あらためて今回も高校野球界の現状を追っていきたい。
5月6日、山口県高野連は夏の山口大会の無観客開催を発表した(夏の甲子園で予定通りの日程で開催される場合)。夏の無観客開催は全国で初めての決定になる。
追って、5月7日、日本高野連が全国一律で夏の大会の無観客開催を各地の高野連に要請する方針であることが報じられた。
トップダウンの指示に至っていないのは、現在各高野連に「収入ゼロ」の場合の開催の可否、開催方法の算出を要請しているからだ。

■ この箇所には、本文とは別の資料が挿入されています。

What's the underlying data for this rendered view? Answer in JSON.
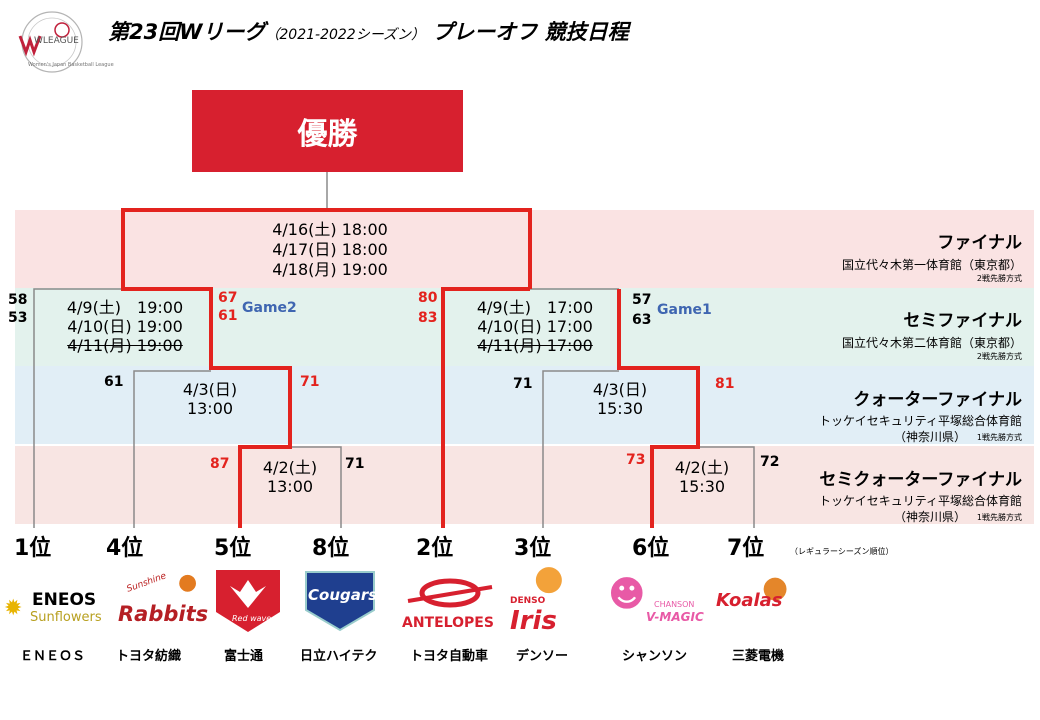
{
  "header": {
    "title": "第23回Wリーグ（2021-2022シーズン） プレーオフ 競技日程",
    "title_main": "第23回Wリーグ",
    "title_season": "（2021-2022シーズン）",
    "title_tail": "プレーオフ 競技日程",
    "logo_text": "WLEAGUE",
    "logo_sub": "Women's Japan Basketball League"
  },
  "champion": {
    "label": "優勝"
  },
  "rounds": {
    "final": {
      "name": "ファイナル",
      "venue": "国立代々木第一体育館（東京都）",
      "format": "2戦先勝方式",
      "dates": [
        "4/16(土) 18:00",
        "4/17(日) 18:00",
        "4/18(月) 19:00"
      ]
    },
    "semifinal": {
      "name": "セミファイナル",
      "venue": "国立代々木第二体育館（東京都）",
      "format": "2戦先勝方式",
      "left_dates": [
        "4/9(土)　19:00",
        "4/10(日) 19:00",
        "4/11(月) 19:00"
      ],
      "right_dates": [
        "4/9(土)　17:00",
        "4/10(日) 17:00",
        "4/11(月) 17:00"
      ],
      "left_scores_a": [
        "58",
        "53"
      ],
      "left_scores_b": [
        "67",
        "61"
      ],
      "left_game": "Game2",
      "right_scores_a": [
        "80",
        "83"
      ],
      "right_scores_b": [
        "57",
        "63"
      ],
      "right_game": "Game1"
    },
    "quarterfinal": {
      "name": "クォーターファイナル",
      "venue": "トッケイセキュリティ平塚総合体育館",
      "venue2": "（神奈川県）",
      "format": "1戦先勝方式",
      "left_date": "4/3(日)",
      "left_time": "13:00",
      "right_date": "4/3(日)",
      "right_time": "15:30",
      "left_score_a": "61",
      "left_score_b": "71",
      "right_score_a": "71",
      "right_score_b": "81"
    },
    "semiquarterfinal": {
      "name": "セミクォーターファイナル",
      "venue": "トッケイセキュリティ平塚総合体育館",
      "venue2": "（神奈川県）",
      "format": "1戦先勝方式",
      "left_date": "4/2(土)",
      "left_time": "13:00",
      "right_date": "4/2(土)",
      "right_time": "15:30",
      "left_score_a": "87",
      "left_score_b": "71",
      "right_score_a": "73",
      "right_score_b": "72"
    }
  },
  "ranks": [
    "1位",
    "4位",
    "5位",
    "8位",
    "2位",
    "3位",
    "6位",
    "7位"
  ],
  "ranks_note": "（レギュラーシーズン順位）",
  "teams": [
    {
      "name": "ＥＮＥＯＳ",
      "logo": "ENEOS",
      "logo_sub": "Sunflowers"
    },
    {
      "name": "トヨタ紡織",
      "logo": "Rabbits",
      "logo_sub": "Sunshine"
    },
    {
      "name": "富士通",
      "logo": "Red wave",
      "logo_sub": ""
    },
    {
      "name": "日立ハイテク",
      "logo": "Cougars",
      "logo_sub": ""
    },
    {
      "name": "トヨタ自動車",
      "logo": "ANTELOPES",
      "logo_sub": ""
    },
    {
      "name": "デンソー",
      "logo": "Iris",
      "logo_sub": "DENSO"
    },
    {
      "name": "シャンソン",
      "logo": "V-MAGIC",
      "logo_sub": "CHANSON"
    },
    {
      "name": "三菱電機",
      "logo": "Koalas",
      "logo_sub": ""
    }
  ],
  "colors": {
    "accent_red": "#e3231e",
    "champion_red": "#d7202f",
    "band_final": "#fae3e3",
    "band_semi": "#e3f2ed",
    "band_quarter": "#e1eef6",
    "band_semiquarter": "#f8e5e3",
    "game_blue": "#3f66b1"
  }
}
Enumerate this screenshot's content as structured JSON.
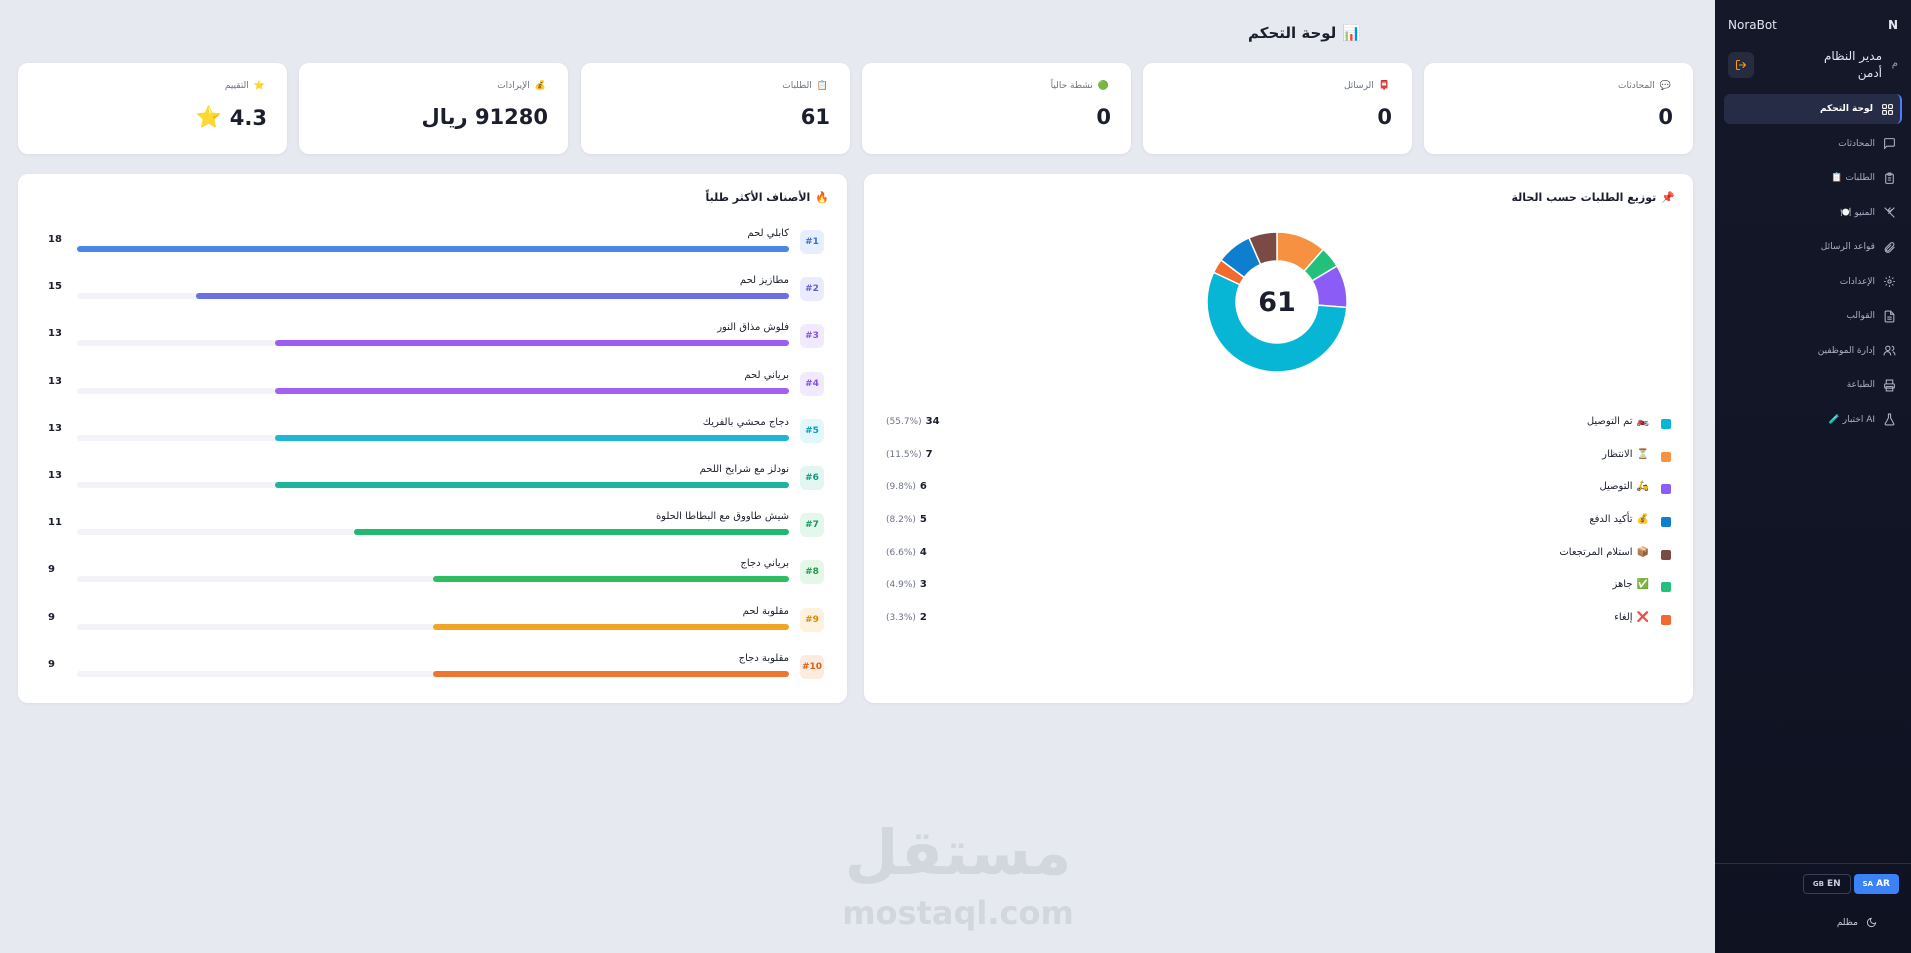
{
  "sidebar": {
    "brand": "NoraBot",
    "brand_letter": "N",
    "user_role": "مدير النظام",
    "user_name": "أدمن",
    "user_initial": "م",
    "items": [
      {
        "label": "لوحة التحكم",
        "icon": "dashboard-icon",
        "active": true
      },
      {
        "label": "المحادثات",
        "icon": "chat-icon",
        "active": false
      },
      {
        "label": "📋 الطلبات",
        "icon": "clipboard-icon",
        "active": false
      },
      {
        "label": "🍽️ المنيو",
        "icon": "utensils-icon",
        "active": false
      },
      {
        "label": "قواعد الرسائل",
        "icon": "paperclip-icon",
        "active": false
      },
      {
        "label": "الإعدادات",
        "icon": "gear-icon",
        "active": false
      },
      {
        "label": "القوالب",
        "icon": "document-icon",
        "active": false
      },
      {
        "label": "إدارة الموظفين",
        "icon": "users-icon",
        "active": false
      },
      {
        "label": "الطباعة",
        "icon": "printer-icon",
        "active": false
      },
      {
        "label": "🧪 اختبار AI",
        "icon": "flask-icon",
        "active": false
      }
    ],
    "lang_ar": "AR",
    "lang_ar_flag": "SA",
    "lang_en": "EN",
    "lang_en_flag": "GB",
    "theme_label": "مظلم"
  },
  "header": {
    "title": "لوحة التحكم",
    "title_emoji": "📊"
  },
  "stats": [
    {
      "label": "المحادثات",
      "emoji": "💬",
      "value": "0"
    },
    {
      "label": "الرسائل",
      "emoji": "📮",
      "value": "0"
    },
    {
      "label": "نشطة حالياً",
      "emoji": "🟢",
      "value": "0"
    },
    {
      "label": "الطلبات",
      "emoji": "📋",
      "value": "61"
    },
    {
      "label": "الإيرادات",
      "emoji": "💰",
      "value": "91280 ريال"
    },
    {
      "label": "التقييم",
      "emoji": "⭐",
      "value": "4.3",
      "value_emoji": "⭐"
    }
  ],
  "status_panel": {
    "title": "توزيع الطلبات حسب الحالة",
    "title_emoji": "📌",
    "total": "61"
  },
  "chart_data": {
    "type": "pie",
    "title": "توزيع الطلبات حسب الحالة",
    "categories": [
      "تم التوصيل",
      "الانتظار",
      "التوصيل",
      "تأكيد الدفع",
      "استلام المرتجعات",
      "جاهز",
      "إلغاء"
    ],
    "values": [
      34,
      7,
      6,
      5,
      4,
      3,
      2
    ],
    "percent_labels": [
      "(55.7%)",
      "(11.5%)",
      "(9.8%)",
      "(8.2%)",
      "(6.6%)",
      "(4.9%)",
      "(3.3%)"
    ],
    "emojis": [
      "🏍️",
      "⏳",
      "🛵",
      "💰",
      "📦",
      "✅",
      "❌"
    ],
    "colors": [
      "#06b6d4",
      "#f59140",
      "#8b5cf6",
      "#0e7fcf",
      "#7a4a45",
      "#22c07a",
      "#f26a2e"
    ],
    "legend": "bottom"
  },
  "items_panel": {
    "title": "الأصناف الأكثر طلباً",
    "title_emoji": "🔥",
    "max": 18,
    "items": [
      {
        "rank": "#1",
        "name": "كابلي لحم",
        "count": 18,
        "color": "#4a86e8",
        "rank_bg": "#e6efff",
        "rank_color": "#3b6fd6"
      },
      {
        "rank": "#2",
        "name": "مطازيز لحم",
        "count": 15,
        "color": "#6a6fe6",
        "rank_bg": "#ebeaff",
        "rank_color": "#5b5fd8"
      },
      {
        "rank": "#3",
        "name": "فلوش مذاق النور",
        "count": 13,
        "color": "#9a5ef0",
        "rank_bg": "#f1eafe",
        "rank_color": "#8a4ee6"
      },
      {
        "rank": "#4",
        "name": "برياني لحم",
        "count": 13,
        "color": "#a35ef2",
        "rank_bg": "#f1eafe",
        "rank_color": "#8a4ee6"
      },
      {
        "rank": "#5",
        "name": "دجاج محشي بالفريك",
        "count": 13,
        "color": "#1eb6d2",
        "rank_bg": "#e3f7fb",
        "rank_color": "#0c9bb6"
      },
      {
        "rank": "#6",
        "name": "نودلز مع شرايح اللحم",
        "count": 13,
        "color": "#1fb39c",
        "rank_bg": "#e2f7f2",
        "rank_color": "#12977f"
      },
      {
        "rank": "#7",
        "name": "شيش طاووق مع البطاطا الحلوة",
        "count": 11,
        "color": "#22b873",
        "rank_bg": "#e3f7ec",
        "rank_color": "#179a5d"
      },
      {
        "rank": "#8",
        "name": "برياني دجاج",
        "count": 9,
        "color": "#2fbd62",
        "rank_bg": "#e4f7e9",
        "rank_color": "#1f9c4d"
      },
      {
        "rank": "#9",
        "name": "مقلوبة لحم",
        "count": 9,
        "color": "#f0a524",
        "rank_bg": "#fdf2dd",
        "rank_color": "#d48a0d"
      },
      {
        "rank": "#10",
        "name": "مقلوبة دجاج",
        "count": 9,
        "color": "#ef7630",
        "rank_bg": "#fdebdf",
        "rank_color": "#d8601c"
      }
    ]
  },
  "watermark": {
    "ar": "مستقل",
    "en": "mostaql.com"
  }
}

他競技に比べて資金が潤沢な高校野球界といえど、地域ごとに財政バランスは異なる。日本高野連では5月20日に夏の甲子園の運営委員会を開く予定だが、そこで決定される方針は各都道府県高野連の試算次第になってきそうだ。
5月11日、感染者の少ない一部の県では学校が再開され、ようやく新学年・新学期が動き出した。
地域によって活動の規模は異なるが、各地の教育委員会は基本的に「1日2時間」を活動上限とし、「練習試合は近場限定」の方針を続々と発表している。
これまで高校の部活動はスポーツ省が定めたガイドラインのグレーゾーン上にあったが、公立校を中心に「1日2時間・休日3時間・週2日休養」の遵守が求められるようになりそうだ。
練習の自粛、短縮により、懸念されるのは球児の体力面の問題だ。かねてより、酷暑による熱中症が多発していたが、練習を満足にできない状況で、球児たちが夏の大会の暑さに耐えられるかは甚だ疑問だ。
仮に無観客が全国一律で決まったとしても、試合間の施設の消毒などが必要なケースもあり、時間的な問題も生じる。
今夏に限り、7回制という検討を始めてもいいのではないだろうか。7回制にすれば、1日にできる試合数も増え、経費削減にもつながるはずだ。
「高校野球は9イニング」が常識だが、中学野球や高校女子硬式野球などを見れば、7イニングでも十分に試合として成立することは明らかだ。無観客でも夏の大会がすんなり実施されるとは思えないが、やることを前提に動くのであれば、抜本的な「特例」を検討するしかないだろう。